Page-turning tales are popping up like dandelions in a freshly-cut lawn this summer; that’s the treat. The conundrum comes with sorting through that bumper harvest and picking which books to read for yourself.

This list of my favorite upcoming summer reads will help narrow the field. There’s something here for everybody – mystery, history, laughter, love, and suspense – and each one is a riveting, worthwhile read. 

Since one of the joys of reading is the chance to travel the world from the comfort of your armchair (or beach towel), start with a journey to New Orleans. Immerse yourself in an unsolved mystery, and meet ghosts who demand answers – some more benevolent than others – in The House on Prytania, the second, highly-anticipated book in Karen White’s bestselling Royal Street series. While working to restore a Creole cottage, Nola Trenholm is haunted by ghosts of the past – literally and figuratively – and risks everything to claim her future, right old wrongs, and help restless specters find final rest. 

Speaking of travel, who wouldn’t love spending the summer at a charming lakeside lodge near Asheville, North Carolina? Almost anyone except Esme Cahill, the funny, driven, recently fired book editor whose life is turned upside down in Esme Cahill Fails Spectacularly. During an unplanned homecoming that forces her to reconnect with her dysfunctional family, Esme unearths a forgotten chapter in her late grandmother’s history – that of a gifted artist who never received her due – finding parallels that will help her reconcile her past and rewrite her future. 

And who is the author, you ask? That would be me, Marie Bostwick. Lest you consider me biased, consider what a reviewer from the American Library Association’s Booklist magazine recently said, “Bostwick once again expertly writes on themes of finding your own path, healing relationships, and living a life you love.” Would a librarian steer you wrong? I don’t think so.

As long as we’re lakeside, let’s make a stop at Camp Holly Spring, a girl’s camp owned by June Moore, one of the characters in Kristy Woodson Harvey’s poignant, thoughtful novel, The Summer of Songbirds. Four very different women, each at a crossroads in life, band together to save the summertime haven that played a pivotal role in making them who they are. It’s a celebration of sisterhood and a love letter to summer, lushly written and satisfying as a sigh. 

If you’re in the mood for spies, secrets, and suspense, pick up a copy of A Shadow In Moscow by Katherine Reay. This utterly engrossing, masterfully written story of two compellingly complex female characters from different eras, the 1950s and the 1980s, both of whom are recruited to spy upon and in Russia, is full of twists and turns, and capped by a climactic ending that I never saw coming. In short, it’s the definition of an unputdownable novel.

Another terrific tale of adventure and espionage, set in the Cold War among the seaside mansions of New England, where the wealthy one-percent live alongside those of modest means, is The Beach at Summerly by Beatriz Williams. A world of possibility is opening up for young Emilia Winthrop. But when the FBI comes calling, demanding her help in capturing a Soviet spy who is transmitting intelligence from somewhere inside the Summerly estate, Emilia’s family and future are put at risk. 

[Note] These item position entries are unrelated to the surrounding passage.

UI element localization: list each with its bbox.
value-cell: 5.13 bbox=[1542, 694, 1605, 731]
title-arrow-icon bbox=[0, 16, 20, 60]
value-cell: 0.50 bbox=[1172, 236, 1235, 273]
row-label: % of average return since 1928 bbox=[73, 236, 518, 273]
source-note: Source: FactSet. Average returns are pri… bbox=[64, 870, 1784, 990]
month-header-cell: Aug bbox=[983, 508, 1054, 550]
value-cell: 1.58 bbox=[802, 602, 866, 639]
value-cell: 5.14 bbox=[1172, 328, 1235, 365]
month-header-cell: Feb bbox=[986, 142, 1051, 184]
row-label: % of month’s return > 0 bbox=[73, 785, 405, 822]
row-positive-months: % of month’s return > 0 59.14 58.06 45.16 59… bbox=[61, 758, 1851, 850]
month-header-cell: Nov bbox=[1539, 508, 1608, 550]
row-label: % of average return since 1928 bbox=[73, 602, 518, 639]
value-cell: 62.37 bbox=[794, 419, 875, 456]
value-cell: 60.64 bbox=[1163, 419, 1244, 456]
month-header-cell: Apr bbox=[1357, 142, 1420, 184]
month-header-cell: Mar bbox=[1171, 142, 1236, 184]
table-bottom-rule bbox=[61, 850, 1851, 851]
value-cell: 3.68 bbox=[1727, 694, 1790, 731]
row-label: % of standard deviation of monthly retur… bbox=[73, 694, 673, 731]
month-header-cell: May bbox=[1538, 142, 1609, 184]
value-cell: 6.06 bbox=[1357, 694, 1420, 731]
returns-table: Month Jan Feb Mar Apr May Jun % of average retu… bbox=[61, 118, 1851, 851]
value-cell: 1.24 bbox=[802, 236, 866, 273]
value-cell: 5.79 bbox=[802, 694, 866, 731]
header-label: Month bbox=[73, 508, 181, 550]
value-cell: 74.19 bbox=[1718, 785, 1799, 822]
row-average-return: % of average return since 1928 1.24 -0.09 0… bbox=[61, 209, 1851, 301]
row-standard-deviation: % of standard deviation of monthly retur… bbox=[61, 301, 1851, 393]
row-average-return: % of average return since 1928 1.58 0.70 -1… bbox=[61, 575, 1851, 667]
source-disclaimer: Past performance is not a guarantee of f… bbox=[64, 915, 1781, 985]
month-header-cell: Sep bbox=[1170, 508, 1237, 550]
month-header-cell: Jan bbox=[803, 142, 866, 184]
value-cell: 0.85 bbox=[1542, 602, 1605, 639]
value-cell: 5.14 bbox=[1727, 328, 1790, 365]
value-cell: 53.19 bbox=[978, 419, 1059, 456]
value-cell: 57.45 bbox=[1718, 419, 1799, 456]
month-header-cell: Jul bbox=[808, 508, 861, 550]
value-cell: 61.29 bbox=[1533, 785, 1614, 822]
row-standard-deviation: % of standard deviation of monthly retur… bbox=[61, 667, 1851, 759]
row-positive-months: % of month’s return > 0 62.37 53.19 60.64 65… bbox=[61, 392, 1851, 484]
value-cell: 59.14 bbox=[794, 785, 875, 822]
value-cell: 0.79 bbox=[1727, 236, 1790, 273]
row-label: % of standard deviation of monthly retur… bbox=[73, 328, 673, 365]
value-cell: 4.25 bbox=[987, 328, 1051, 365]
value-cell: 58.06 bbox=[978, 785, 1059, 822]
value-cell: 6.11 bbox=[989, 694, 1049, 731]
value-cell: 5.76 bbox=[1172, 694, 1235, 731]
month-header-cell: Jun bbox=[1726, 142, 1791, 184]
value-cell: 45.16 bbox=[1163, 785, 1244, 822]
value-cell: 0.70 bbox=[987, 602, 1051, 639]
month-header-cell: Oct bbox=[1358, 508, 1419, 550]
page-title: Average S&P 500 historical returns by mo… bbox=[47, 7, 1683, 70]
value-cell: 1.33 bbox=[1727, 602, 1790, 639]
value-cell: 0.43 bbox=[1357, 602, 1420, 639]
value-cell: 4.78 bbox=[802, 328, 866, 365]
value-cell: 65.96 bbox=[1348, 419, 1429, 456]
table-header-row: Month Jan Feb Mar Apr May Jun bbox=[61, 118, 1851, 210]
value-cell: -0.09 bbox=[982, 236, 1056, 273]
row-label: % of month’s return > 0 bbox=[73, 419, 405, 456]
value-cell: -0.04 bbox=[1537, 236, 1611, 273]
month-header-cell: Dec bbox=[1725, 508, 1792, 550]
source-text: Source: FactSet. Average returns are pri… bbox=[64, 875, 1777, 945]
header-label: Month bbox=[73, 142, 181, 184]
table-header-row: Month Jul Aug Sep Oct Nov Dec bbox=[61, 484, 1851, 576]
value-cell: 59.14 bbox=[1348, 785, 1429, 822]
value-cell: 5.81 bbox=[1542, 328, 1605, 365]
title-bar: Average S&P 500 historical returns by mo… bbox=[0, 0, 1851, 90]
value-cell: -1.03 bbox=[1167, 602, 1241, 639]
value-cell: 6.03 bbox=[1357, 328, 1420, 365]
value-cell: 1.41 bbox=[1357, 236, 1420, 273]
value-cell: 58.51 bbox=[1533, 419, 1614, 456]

If you think that summer isn’t summer without a good love story, then Annabel Monaghan’s nostalgic, humorous novel, Same Time Next Summer, is for you. Thirty-year-old Sam is about to get everything she ever wanted, including marriage to a stable (if slightly staid) doctor. So her life is perfect, right? But while investigating beachside wedding venues, an encounter with the man who broke her heart a decade before has Sam remembering the girl she was, and asking herself what she wants now. 

Finally, historical fiction fans are going to love Tracey Enerson Wood’s mid-August release, The President’s Wife. It tells the compelling and well-researched but little-known story of Edith Bolling Wilson, who’s late-in-life marriage to Woodrow Wilson made her a somewhat reluctant but nevertheless influential First Lady, determined to protect her husband and her country.

In my world, a great book is a must-have summer accessory, right up there with sunglasses and strappy sandals. With one (or all seven) of these riveting summertime reads in hand, you’ll be the best accessorized booklover at the beach.